Anticipations baissières

le 06/06/2013 L'AGEFI Hebdo

par Xavier Diaz

Déflation non ; désinflation oui. C’est ce qui ressort de l’évolution des courbes de point mort d’inflation. Celles-ci sont calculées à partir des rendements des obligations nominales et des obligations indexées sur l’inflation. Ces dernières sont émises avec un coupon inférieur aux premières mais corrélées aux indices d’inflation via un ratio d’indexation. Elles fluctuent donc en fonction des anticipations des investisseurs en matière de prix. Depuis le début de l’année, l’indice Barclays Euro Government Inflation-Linked All Maturities recule de près de 1 %. Mais le point mort d’inflation n’est pas le seul moteur de performance des obligations indexées. « La baisse du point mort d’inflation a eu une contribution négative à la performance de ces obligations depuis janvier partiellement compensée par la baisse des taux réels », explique Marion Le Morhedec, gérante chez Axa IM. L’évolution des taux réels joue sur celle de leur prix ainsi que le portage, les échéances courtes étant plus affectées par l’inflation.
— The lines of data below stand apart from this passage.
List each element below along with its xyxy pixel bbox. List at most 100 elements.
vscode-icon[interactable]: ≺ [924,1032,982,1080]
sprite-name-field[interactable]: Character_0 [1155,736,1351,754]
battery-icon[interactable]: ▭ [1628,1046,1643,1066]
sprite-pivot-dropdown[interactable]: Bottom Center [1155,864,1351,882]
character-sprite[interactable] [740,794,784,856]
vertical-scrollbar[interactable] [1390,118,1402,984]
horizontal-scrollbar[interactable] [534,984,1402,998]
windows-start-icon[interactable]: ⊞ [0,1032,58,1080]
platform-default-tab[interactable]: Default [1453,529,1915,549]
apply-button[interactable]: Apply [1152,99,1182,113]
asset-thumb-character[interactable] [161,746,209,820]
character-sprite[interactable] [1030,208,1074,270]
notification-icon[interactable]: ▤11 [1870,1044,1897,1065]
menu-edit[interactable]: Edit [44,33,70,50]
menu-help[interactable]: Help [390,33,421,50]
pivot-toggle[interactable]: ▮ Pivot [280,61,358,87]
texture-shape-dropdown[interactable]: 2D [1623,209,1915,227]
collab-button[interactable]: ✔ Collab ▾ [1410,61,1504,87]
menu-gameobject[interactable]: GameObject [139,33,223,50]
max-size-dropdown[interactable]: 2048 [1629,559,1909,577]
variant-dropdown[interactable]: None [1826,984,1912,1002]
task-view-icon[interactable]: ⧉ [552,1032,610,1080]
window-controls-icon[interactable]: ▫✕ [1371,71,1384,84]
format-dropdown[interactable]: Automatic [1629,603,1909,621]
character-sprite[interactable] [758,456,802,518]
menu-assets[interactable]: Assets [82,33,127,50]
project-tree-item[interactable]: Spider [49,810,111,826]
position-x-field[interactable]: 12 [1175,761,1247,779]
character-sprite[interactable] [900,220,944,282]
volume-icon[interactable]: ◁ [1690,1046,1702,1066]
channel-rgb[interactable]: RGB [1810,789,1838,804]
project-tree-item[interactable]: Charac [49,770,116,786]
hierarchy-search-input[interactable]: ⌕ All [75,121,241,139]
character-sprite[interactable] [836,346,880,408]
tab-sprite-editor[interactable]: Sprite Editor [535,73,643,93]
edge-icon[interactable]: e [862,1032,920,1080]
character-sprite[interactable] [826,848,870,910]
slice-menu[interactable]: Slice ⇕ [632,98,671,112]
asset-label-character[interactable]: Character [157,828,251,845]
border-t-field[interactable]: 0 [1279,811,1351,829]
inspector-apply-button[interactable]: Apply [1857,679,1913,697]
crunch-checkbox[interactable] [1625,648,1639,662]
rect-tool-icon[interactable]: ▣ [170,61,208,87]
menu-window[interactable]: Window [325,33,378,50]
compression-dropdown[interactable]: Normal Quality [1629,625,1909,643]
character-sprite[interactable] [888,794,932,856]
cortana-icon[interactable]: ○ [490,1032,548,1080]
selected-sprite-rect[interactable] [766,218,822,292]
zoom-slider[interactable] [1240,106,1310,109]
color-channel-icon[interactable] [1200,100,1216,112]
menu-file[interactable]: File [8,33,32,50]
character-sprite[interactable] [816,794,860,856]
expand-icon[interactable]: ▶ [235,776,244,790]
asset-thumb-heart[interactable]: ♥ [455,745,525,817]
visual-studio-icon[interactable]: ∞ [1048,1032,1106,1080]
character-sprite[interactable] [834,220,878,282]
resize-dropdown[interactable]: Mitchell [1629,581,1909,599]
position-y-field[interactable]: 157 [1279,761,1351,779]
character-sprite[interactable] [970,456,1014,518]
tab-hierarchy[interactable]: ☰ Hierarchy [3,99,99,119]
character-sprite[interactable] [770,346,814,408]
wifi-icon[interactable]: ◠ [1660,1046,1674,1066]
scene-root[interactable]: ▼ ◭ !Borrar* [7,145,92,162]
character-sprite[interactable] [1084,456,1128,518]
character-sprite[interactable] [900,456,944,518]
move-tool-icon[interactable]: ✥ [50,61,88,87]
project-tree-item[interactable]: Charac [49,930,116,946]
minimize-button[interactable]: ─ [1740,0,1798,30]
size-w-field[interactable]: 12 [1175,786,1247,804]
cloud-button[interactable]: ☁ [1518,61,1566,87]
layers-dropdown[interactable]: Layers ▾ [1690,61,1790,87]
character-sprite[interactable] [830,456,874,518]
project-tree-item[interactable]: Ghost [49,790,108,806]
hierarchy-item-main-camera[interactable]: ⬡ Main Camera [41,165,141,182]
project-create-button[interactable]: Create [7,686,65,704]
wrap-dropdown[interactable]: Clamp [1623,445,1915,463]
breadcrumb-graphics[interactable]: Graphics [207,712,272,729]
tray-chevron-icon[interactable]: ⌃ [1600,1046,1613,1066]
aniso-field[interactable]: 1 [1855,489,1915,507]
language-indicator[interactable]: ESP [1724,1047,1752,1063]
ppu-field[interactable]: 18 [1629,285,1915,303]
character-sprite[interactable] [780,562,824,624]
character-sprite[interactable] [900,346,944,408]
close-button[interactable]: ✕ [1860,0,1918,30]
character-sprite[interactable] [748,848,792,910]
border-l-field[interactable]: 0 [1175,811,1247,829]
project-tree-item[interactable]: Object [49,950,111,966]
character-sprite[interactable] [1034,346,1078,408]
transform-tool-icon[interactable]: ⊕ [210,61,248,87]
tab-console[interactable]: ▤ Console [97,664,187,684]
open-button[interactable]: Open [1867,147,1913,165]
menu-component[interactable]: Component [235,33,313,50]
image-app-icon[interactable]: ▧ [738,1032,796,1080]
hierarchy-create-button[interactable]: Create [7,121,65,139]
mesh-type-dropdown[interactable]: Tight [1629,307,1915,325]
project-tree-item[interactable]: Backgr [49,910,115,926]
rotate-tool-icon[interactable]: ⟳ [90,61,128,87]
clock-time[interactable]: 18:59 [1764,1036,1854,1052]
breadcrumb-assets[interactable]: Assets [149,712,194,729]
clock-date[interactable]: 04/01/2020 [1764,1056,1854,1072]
Au-delà de ces catalyseurs, les obligations indexées sont soumises à des facteurs techniques, liés principalement aux flux d’échanges : « Un mouvement acheteur d’investisseurs cherchant à se couvrir contre l’inflation fera monter les titres et donc le point mort d’inflation, ce qui à son tour augmentera les anticipations de hausse de l’inflation », constate Marion Le Morhedec. Il en va de même en cas de baisse anticipée des prix à la consommation. Pour les obligations indexées, le point d’entrée est encore plus crucial que pour la plupart des autres classes d’actifs. Pour la gérante d’Axa IM, ce serait aujourd’hui le bon moment d’acheter ces valeurs. A condition toutefois de parier sur un retour de l’inflation à long terme, ce qui est le cas pour la société de gestion.